The plugin provides logging to help monitor its operation:
- Sidecar injection events are logged during pod creation
- Activity monitoring status is logged at each check interval (primary pod only)
- Primary/replica role transitions are logged when pods change status
- Hibernation events are logged when clusters are scaled down
- Scheduled backup pause operations are logged
You can view the plugin logs using:
kubectl logs -n cnpg-system deployment/cnpg-i-scale-to-zero-pluginAnd monitor the sidecar logs in the PostgreSQL pods:
# View logs from the primary pod's sidecar (active monitoring)
kubectl logs <primary-pod-name> -c scale-to-zero
# View logs from replica pods' sidecars (passive mode)
kubectl logs <replica-pod-name> -c scale-to-zeroNote: Primary pod sidecars will show active monitoring logs, while replica pod sidecars will show minimal passive mode logs.
For local development and building from source:
# Build binaries
make build
# Build Docker images
make docker-build-dev
# Run tests and linting
make test
make lint
# Local development with kind
make kind-deploy-devThis plugin uses the pluginhelper from cnpg-i-machinery to simplify the plugin's implementation.
For additional details on the plugin implementation, refer to the development documentation.
Currently, the plugin only monitors database activity on the primary instance.

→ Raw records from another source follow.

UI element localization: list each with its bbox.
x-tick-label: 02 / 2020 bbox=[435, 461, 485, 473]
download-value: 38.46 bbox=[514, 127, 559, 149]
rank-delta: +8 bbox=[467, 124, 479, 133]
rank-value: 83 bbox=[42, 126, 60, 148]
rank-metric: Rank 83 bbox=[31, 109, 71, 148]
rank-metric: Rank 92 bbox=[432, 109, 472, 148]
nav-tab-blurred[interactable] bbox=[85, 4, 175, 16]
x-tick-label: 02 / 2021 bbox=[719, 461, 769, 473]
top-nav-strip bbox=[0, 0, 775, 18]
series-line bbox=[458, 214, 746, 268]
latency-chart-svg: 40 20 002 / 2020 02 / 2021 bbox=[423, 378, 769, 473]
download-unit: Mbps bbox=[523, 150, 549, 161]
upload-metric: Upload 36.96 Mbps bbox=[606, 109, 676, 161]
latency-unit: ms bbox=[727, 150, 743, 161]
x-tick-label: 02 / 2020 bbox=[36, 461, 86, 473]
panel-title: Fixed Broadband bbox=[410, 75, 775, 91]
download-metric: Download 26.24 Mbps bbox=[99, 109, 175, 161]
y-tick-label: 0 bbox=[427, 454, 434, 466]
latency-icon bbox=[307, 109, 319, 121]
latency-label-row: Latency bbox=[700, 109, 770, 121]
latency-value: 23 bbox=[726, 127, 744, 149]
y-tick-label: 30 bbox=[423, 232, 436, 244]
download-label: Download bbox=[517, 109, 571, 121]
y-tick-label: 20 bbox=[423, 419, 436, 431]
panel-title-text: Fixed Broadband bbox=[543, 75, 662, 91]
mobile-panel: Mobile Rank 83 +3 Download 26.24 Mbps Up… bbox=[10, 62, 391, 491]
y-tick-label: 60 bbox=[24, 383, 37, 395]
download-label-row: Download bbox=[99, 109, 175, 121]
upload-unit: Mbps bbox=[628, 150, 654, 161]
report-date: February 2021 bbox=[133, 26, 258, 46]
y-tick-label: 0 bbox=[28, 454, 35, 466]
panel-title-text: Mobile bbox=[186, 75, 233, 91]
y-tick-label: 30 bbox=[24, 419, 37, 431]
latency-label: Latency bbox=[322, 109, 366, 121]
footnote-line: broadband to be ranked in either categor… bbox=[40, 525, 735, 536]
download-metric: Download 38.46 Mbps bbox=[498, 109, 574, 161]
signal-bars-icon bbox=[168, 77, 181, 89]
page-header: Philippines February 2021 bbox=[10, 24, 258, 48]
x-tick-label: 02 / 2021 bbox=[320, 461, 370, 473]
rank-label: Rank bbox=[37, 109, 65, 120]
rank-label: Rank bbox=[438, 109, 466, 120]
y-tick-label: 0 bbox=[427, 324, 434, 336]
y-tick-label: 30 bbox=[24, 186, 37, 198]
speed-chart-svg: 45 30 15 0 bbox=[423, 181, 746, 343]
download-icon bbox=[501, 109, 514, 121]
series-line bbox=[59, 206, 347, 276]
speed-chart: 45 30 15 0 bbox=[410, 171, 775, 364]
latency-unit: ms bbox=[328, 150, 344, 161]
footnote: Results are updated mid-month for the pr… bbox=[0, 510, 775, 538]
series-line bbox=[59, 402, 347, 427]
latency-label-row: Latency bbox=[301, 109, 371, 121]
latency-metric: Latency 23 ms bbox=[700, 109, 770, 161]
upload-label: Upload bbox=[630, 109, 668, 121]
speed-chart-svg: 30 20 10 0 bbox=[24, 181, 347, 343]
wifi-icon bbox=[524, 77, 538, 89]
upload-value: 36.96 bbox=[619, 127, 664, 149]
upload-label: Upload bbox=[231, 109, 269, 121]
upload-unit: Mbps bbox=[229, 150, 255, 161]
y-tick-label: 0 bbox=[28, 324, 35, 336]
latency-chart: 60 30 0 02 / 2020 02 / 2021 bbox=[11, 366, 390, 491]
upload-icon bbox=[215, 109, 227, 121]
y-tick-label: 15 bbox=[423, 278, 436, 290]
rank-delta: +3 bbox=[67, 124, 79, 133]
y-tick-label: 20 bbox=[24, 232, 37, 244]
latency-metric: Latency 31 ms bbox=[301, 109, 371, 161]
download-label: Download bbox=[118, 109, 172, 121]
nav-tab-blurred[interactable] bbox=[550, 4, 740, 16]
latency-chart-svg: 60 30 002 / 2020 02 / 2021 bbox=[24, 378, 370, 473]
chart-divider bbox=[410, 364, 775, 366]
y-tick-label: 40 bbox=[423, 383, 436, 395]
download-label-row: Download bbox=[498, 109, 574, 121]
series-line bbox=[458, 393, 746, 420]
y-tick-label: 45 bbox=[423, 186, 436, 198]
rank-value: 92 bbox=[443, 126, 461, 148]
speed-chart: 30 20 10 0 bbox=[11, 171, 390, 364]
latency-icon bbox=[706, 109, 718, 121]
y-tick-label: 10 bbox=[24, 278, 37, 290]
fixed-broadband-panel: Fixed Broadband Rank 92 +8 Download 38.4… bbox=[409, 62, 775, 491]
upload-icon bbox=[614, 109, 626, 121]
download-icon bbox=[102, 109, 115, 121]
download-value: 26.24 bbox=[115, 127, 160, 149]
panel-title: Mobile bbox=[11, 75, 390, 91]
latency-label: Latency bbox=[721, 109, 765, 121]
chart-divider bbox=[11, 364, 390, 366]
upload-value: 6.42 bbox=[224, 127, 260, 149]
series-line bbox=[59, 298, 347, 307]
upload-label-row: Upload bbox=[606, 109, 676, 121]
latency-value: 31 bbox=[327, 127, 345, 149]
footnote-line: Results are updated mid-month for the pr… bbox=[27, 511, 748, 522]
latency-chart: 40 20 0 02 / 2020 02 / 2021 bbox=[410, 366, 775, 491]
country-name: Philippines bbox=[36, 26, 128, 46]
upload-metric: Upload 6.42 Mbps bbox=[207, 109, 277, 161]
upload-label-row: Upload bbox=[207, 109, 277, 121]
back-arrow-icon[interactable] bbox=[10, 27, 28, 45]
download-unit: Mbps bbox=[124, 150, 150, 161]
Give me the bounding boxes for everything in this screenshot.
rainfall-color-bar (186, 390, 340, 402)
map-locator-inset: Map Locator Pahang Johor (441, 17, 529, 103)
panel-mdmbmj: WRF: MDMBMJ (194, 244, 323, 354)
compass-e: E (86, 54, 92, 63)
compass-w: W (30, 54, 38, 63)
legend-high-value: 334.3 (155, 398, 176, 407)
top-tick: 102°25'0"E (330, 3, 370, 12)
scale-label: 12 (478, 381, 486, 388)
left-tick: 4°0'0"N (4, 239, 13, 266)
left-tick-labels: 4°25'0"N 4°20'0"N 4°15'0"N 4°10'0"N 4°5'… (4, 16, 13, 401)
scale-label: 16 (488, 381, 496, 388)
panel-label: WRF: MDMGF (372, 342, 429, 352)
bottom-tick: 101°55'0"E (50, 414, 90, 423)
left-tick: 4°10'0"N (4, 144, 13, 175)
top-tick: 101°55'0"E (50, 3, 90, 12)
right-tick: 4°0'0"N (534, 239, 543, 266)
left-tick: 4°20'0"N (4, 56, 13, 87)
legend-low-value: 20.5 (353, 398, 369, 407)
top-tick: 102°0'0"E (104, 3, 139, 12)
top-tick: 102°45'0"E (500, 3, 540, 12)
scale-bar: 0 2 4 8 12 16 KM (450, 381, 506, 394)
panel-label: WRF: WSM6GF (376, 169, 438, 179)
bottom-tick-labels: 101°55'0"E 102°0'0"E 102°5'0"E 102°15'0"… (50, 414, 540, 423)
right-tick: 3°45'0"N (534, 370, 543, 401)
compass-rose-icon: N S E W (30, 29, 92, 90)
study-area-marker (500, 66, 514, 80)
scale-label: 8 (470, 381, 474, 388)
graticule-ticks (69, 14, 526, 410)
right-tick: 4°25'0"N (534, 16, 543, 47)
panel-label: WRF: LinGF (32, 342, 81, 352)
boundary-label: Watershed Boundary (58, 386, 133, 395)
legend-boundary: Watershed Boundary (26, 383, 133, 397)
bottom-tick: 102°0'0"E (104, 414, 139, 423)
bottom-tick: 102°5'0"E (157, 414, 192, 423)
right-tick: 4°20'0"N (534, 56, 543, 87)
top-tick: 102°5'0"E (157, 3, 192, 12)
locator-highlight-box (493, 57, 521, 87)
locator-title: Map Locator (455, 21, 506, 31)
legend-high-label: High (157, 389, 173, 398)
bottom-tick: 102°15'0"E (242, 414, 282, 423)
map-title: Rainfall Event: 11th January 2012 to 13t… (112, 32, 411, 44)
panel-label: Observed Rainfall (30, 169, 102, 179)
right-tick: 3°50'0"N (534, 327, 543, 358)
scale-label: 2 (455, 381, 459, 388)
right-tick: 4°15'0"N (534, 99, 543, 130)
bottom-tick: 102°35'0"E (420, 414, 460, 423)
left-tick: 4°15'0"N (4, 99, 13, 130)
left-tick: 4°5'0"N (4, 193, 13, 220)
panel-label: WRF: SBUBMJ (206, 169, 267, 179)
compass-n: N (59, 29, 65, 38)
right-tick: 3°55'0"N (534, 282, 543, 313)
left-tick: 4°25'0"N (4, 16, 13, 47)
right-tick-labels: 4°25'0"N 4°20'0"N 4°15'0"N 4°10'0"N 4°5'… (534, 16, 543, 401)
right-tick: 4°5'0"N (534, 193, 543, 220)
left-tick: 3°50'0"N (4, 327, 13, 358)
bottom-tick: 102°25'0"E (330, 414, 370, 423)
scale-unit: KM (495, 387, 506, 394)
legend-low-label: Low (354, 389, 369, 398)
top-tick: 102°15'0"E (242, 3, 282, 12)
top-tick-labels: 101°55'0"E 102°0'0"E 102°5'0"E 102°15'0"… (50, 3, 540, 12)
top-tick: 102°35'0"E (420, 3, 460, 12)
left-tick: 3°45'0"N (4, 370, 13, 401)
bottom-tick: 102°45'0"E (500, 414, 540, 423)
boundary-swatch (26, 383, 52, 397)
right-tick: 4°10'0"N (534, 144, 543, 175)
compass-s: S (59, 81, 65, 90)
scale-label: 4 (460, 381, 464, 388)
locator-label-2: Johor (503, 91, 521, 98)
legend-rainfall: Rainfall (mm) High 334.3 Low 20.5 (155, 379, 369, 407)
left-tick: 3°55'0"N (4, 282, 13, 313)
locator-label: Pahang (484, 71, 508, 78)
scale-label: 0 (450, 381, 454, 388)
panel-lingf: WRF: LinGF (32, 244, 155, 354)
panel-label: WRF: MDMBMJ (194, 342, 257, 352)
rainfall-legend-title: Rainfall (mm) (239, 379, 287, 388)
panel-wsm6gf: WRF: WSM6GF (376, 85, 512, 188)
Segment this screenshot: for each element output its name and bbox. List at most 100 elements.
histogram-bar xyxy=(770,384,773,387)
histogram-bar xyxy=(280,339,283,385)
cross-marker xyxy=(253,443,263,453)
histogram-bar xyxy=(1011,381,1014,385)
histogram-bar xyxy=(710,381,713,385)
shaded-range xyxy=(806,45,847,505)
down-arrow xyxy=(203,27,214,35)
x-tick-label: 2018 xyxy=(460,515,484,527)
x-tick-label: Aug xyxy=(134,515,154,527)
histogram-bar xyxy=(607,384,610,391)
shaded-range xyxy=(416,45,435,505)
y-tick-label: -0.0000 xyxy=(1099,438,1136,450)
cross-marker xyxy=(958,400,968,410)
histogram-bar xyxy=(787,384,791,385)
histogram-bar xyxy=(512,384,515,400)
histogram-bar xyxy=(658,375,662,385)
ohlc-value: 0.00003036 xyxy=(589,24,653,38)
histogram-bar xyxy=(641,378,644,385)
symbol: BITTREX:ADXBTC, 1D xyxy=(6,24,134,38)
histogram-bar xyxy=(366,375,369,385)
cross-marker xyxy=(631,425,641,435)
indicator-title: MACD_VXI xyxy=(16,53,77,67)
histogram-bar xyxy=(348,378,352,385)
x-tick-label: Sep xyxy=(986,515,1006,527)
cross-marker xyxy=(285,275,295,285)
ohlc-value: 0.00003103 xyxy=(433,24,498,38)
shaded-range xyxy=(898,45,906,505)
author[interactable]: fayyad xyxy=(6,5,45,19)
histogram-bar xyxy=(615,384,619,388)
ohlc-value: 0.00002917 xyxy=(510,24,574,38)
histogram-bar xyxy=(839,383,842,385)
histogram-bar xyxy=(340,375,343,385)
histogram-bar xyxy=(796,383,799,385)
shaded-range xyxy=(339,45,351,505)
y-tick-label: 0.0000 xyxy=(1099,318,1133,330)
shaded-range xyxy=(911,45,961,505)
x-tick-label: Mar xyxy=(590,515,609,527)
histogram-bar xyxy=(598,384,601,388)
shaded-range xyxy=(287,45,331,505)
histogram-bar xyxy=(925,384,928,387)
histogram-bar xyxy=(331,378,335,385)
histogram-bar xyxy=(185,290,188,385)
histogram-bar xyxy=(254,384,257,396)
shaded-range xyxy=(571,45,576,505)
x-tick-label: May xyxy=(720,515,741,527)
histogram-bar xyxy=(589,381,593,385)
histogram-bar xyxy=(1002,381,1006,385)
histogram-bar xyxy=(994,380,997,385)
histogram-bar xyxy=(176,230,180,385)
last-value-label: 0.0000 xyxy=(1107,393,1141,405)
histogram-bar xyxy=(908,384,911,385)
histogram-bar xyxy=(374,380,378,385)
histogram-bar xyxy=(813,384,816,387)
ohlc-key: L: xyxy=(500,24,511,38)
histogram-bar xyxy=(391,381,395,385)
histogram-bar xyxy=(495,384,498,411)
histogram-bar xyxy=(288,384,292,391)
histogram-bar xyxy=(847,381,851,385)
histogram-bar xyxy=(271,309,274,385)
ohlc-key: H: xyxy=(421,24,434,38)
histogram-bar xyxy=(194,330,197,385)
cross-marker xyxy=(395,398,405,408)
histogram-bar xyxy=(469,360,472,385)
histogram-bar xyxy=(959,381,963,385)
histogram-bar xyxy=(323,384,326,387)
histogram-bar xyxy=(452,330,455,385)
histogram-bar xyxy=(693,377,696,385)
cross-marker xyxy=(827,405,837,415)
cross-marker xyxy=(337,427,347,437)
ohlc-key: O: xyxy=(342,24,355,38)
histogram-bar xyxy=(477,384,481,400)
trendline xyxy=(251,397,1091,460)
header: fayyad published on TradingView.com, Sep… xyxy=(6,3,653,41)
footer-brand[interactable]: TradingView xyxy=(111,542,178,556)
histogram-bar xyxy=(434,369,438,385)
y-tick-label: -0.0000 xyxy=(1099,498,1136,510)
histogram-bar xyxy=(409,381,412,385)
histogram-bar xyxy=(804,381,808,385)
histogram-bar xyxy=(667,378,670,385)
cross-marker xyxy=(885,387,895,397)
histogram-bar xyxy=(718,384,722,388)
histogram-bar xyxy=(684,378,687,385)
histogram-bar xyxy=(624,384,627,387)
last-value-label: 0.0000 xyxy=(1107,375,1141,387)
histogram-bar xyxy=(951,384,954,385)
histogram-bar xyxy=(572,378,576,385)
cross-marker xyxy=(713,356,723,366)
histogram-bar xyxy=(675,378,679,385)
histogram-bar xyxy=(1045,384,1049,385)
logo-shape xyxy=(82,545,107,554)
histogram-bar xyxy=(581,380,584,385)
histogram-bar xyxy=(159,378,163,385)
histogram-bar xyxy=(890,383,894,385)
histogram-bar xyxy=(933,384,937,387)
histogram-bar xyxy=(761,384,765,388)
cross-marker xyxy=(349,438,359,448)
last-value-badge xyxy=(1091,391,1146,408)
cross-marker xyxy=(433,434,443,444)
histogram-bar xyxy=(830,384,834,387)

This means:
- Read-only workloads on replicas are not tracked - If your application connects directly to replica instances for read queries, this activity will not prevent hibernation
- Replica-only traffic - Clusters with active read traffic exclusively on replicas may be hibernated despite being in use
- Connection pooling to replicas - Applications using connection poolers that direct read traffic to replicas will not be detected as active
Workaround: Ensure critical read workloads also maintain at least one connection to the primary instance, or configure longer inactivity periods to account for replica-only usage patterns.
Future Enhancement: Replica activity monitoring may be added in future versions to provide more comprehensive activity detection across the entire cluster.